Non basta dimostrare che c'è stata una diminuzione del reddito e neppure basta sostenere che si ha una nuova famiglia e, quindi, non si ha la stessa capacità economica di un tempo. In questi casi, i giudici salvaguardano l'interesse superiore del bambino. Per questo le condanne sono molto numerose. Non solo, in molti casi non viene concesso il beneficio della sospensione condizionale della pena. Questo perché i giudici ritengono che la pena non possa essere sospesa fino a che il padre non versi l'assegno ai figli. Ecco, quindi, che si sono spalancate le porte della prigione per piccoli imprenditori o artigiani edili che non hanno mantenuto i loro impegni con i figli.

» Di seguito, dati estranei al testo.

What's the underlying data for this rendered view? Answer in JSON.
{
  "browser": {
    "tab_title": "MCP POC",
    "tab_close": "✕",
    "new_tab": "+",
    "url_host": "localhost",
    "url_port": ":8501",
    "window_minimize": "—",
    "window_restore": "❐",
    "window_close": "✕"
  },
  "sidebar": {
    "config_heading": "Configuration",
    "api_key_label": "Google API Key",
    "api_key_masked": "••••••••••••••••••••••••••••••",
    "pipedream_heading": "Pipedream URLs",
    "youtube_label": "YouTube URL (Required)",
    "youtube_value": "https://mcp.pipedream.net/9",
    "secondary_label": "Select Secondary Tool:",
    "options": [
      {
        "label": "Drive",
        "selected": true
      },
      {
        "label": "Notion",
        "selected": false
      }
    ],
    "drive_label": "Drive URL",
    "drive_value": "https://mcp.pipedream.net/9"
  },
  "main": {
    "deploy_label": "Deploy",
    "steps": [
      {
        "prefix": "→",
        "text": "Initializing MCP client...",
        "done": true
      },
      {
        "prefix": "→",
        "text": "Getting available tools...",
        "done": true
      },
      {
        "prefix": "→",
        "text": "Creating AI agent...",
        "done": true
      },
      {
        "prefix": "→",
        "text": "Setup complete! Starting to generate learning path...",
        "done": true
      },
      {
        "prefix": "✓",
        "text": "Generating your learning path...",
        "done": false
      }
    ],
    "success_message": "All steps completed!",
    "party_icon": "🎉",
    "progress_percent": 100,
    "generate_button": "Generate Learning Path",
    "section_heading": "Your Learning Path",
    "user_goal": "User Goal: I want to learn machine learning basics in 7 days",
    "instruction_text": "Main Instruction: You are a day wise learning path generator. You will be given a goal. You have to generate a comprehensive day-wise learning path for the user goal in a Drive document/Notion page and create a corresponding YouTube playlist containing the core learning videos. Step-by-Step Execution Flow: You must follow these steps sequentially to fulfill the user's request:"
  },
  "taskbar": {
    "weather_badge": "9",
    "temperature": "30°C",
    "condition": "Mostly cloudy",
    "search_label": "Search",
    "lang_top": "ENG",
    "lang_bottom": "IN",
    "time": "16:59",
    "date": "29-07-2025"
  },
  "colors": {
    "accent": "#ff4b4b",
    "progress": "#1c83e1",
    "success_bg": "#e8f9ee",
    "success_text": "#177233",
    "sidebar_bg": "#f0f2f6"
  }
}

Le storie. La settimana scorsa le manette sono scattate ai polsi di un imprenditore di Rovereto che deve scontare un cumulo di pene per un totale di 11 mesi di reclusione. Tra queste, la più importante, è quella a sei mesi per non aver versato l'assegno di mantenimento ai figli. Una volta che la sentenza è diventata definitiva e, visto che non è stata prevista la sospensione condizionale, l'imprenditore è finito dentro. Inutile la difesa dell'uomo che sosteneva di non poter versare l'assegno a causa della crisi economica che ha assottigliato le sue entrate economiche. Anche un cuoco della Val di Sole rischia grosso. Di recente il giudice di Cles Enrico Borrelli lo ha condannato a sei mesi di reclusione sempre per violazione degli obblighi di sostentamento. Anche in questo caso non è stata prevista la sospensione condizionale. Il cuoco doveva versare un assegno di 450 euro per il mantenimento del figlio. Ha saltato alcuni mesi e la moglie lo ha denunciato. La donna al processo ha sostenuto che, a causa del mancato contributo del padre, non poteva comprare la carne da dare al bambino. L'uomo ha cercato di difendersi sostenendo che il suo lavoro di cuoco stagionale era in difficoltà proprio a causa della crisi. Non solo. L'uomo ha anche detto di aver avuto due figli da una successiva unione. Ma nessuna delle due motivazioni è stata sufficiente per sottrarlo alla condanna a sei mesi di reclusione. Stesso destino per un camionista della val di Non che è stato condannato a tre mesi di reclusione. Anche per lui la condanna è diventata definitiva e si è salvato dalla prigione solo perché gli è stato concesso l'affidamento in prova ai servizi sociali.

I legali. Del resto, come spiega l'avvocato Andrea De Bertolini, per chi non ha soldi non ci sono alternative: «L'assegno stabilito dal giudice non può essere autoridotto. Se deve chiedere allo stesso giudice il cambiamento delle condizioni di separazione. Purtroppo il fenomeno è molto frequente». L'avvocato Claudio Tasin aggiunge: «L'importo medio di un assegno dignitoso è ritenuto di 360 euro a figlio. Purtroppo, con la crisi economica, sono molti i padri che non ce la fanno a pagare». In Trentino c'è il ruolo di supplenza della Provincia. Le madri, se non il coniuge non fa il suo dovere, possono chiedere il versamento alla Provincia, ma piazza Dante è obbligata a segnalare d'ufficio la vicenda alla magistratura.